Author profile picture

Het Fontys FutureMediaLab (FFML) opent op 21 en 22 januari zijn deuren voor het publiek. Studenten van verschillende studies zijn het afgelopen half jaar in het Natlab aan de slag gegaan met het ontwikkelen van innovatieve ideeën op mediagebied. Nu presenteren ze hun resultaten.

“What would you do if you weren’t afraid?” Die vraag staat centraal bij het FutureMediaLab van Fontys Hogescholen. De onderwijsinstelling daagt studenten van de studies Journalistiek, ICT, Communicatie, Sport & Economie en Kunsten uit om innovatieve mediaconcepten te verkennen. “We onderzoeken de invloed van technologie op het vertellen van verhalen”, legt Anne-Marie Sweep uit, hoofd van het FFML. Vorig jaar vond het lab een plekje bij Baltan Laboratories in het Natlab.

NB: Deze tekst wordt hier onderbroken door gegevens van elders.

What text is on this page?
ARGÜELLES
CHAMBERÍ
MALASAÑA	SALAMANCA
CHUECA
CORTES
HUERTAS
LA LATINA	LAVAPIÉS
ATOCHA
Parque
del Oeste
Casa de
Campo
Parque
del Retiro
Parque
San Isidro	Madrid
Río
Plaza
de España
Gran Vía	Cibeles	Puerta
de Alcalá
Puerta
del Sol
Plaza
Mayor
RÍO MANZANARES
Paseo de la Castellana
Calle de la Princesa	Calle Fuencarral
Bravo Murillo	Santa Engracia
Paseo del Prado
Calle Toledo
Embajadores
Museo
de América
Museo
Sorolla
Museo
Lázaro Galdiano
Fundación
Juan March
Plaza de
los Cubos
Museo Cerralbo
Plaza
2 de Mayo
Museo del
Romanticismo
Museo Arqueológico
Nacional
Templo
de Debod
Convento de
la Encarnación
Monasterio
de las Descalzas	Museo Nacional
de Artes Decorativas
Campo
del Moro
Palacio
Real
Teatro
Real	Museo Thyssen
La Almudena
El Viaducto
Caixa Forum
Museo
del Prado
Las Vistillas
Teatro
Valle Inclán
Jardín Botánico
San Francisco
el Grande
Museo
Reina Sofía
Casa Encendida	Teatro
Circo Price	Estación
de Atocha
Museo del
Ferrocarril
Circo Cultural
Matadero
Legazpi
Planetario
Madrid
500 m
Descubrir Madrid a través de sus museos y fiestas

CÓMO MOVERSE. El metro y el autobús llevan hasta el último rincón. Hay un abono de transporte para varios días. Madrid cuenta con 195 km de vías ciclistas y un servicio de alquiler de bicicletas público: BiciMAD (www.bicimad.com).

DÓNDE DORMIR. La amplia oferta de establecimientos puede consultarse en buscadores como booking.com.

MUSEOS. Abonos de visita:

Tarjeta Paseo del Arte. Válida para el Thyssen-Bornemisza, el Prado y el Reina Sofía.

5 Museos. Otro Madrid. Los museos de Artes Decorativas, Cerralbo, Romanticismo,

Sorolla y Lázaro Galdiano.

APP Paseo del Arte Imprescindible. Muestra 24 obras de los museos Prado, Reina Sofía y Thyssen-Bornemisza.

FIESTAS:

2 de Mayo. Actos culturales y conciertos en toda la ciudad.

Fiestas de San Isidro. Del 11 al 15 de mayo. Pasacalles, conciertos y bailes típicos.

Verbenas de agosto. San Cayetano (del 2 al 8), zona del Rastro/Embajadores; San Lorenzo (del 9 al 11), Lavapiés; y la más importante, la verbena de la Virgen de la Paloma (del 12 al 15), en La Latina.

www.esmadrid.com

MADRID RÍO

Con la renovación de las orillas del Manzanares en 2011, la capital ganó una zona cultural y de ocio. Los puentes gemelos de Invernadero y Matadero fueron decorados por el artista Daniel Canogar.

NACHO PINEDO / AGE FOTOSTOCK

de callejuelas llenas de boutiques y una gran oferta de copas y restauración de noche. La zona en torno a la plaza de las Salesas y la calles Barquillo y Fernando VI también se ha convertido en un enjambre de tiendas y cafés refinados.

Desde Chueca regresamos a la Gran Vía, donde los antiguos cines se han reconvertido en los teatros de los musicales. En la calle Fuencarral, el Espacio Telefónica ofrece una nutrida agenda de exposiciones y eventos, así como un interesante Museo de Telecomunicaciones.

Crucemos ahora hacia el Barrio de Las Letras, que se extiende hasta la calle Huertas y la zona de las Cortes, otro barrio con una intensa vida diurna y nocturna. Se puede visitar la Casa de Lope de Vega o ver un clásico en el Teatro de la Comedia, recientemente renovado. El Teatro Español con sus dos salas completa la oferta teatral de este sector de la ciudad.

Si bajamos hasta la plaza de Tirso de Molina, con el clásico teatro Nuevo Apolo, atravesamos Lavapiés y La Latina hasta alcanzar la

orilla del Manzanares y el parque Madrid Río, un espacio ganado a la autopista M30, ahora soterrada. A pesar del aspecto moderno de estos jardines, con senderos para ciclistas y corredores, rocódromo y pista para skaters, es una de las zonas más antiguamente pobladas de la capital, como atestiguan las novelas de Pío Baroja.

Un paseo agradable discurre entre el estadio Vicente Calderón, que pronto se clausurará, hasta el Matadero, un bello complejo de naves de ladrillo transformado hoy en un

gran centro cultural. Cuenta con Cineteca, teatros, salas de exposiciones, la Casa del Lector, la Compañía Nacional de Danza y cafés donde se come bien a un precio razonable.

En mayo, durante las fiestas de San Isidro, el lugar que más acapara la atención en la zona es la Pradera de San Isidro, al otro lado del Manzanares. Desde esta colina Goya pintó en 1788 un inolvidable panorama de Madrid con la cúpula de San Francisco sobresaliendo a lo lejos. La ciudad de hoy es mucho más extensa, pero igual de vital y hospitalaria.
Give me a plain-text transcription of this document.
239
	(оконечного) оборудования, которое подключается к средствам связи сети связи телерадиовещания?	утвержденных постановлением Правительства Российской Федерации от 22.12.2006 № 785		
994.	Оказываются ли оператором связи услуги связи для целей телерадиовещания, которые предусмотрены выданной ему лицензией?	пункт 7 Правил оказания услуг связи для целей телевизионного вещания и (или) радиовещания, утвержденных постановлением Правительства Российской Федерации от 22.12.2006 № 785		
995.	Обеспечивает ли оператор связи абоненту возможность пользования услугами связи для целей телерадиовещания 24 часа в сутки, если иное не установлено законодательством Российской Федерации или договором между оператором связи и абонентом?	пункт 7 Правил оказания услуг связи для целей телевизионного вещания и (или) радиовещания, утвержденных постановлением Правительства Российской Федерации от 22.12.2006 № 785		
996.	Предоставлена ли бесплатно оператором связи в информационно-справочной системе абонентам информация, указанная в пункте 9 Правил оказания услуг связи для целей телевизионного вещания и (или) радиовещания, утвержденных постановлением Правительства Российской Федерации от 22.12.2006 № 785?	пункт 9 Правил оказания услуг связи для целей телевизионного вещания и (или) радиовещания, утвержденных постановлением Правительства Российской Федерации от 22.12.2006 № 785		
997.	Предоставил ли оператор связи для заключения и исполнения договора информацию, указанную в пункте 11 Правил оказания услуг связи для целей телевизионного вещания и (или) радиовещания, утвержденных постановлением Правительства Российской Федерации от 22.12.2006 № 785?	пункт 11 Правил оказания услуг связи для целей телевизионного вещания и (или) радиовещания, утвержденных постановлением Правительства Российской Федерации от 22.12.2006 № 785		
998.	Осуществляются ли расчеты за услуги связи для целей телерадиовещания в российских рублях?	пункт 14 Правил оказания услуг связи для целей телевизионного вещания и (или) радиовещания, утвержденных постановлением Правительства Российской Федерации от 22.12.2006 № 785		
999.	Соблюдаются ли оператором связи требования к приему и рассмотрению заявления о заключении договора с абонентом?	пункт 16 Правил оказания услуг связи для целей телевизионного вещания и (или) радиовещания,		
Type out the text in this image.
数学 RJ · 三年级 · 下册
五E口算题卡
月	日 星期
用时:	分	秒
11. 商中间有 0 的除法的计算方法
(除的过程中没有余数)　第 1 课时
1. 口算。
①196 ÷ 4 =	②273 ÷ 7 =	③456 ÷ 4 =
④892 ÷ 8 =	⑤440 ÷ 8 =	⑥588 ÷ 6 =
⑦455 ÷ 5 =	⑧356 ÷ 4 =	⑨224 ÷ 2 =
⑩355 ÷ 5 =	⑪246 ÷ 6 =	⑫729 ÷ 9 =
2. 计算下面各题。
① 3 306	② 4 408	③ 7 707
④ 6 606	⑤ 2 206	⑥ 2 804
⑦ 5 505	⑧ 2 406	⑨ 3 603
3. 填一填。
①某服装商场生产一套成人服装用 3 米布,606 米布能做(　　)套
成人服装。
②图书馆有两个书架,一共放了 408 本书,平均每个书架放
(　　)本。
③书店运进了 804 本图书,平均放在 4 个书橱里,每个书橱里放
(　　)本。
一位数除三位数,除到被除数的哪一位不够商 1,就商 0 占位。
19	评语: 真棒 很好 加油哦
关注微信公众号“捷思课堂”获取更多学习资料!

Onder  begeleiding van het VPRO Medialab, STRP en het Van Abbemuseum kregen 28 studenten de ruimte om een keer van de gebaande paden af te wijken. “Studenten vinden het onwennig dat er zo veel vrijheid wordt geboden. Er zijn weinig regels”, aldus Sweep. “Maar ze zijn allemaal nieuwsgierig.”

Resultaat

De inspanningen resulteren in zes projecten. Een populair onderwerp is framing (het beïnvloeden van meningen en gedachten door het gebruik van bepaalde woorden of beelden). Er is zelfs een heus Frame Museum opgericht, waar je zelf kunt ervaren hoe framing werkt en wat voor invloed het heeft. Ook virtual reality is een populaire techniek in het lab. Met Fakecation kun je bijvoorbeeld in 10 minuten een droomvakantie beleven, gewoon vanuit het Natlab.

photo_2016-01-25_17-30-55

Nog tot 5 uur te bezoeken: #FFML in Natlab #Eindhoven. Vraag naar de speciale tour met gids @modellenman!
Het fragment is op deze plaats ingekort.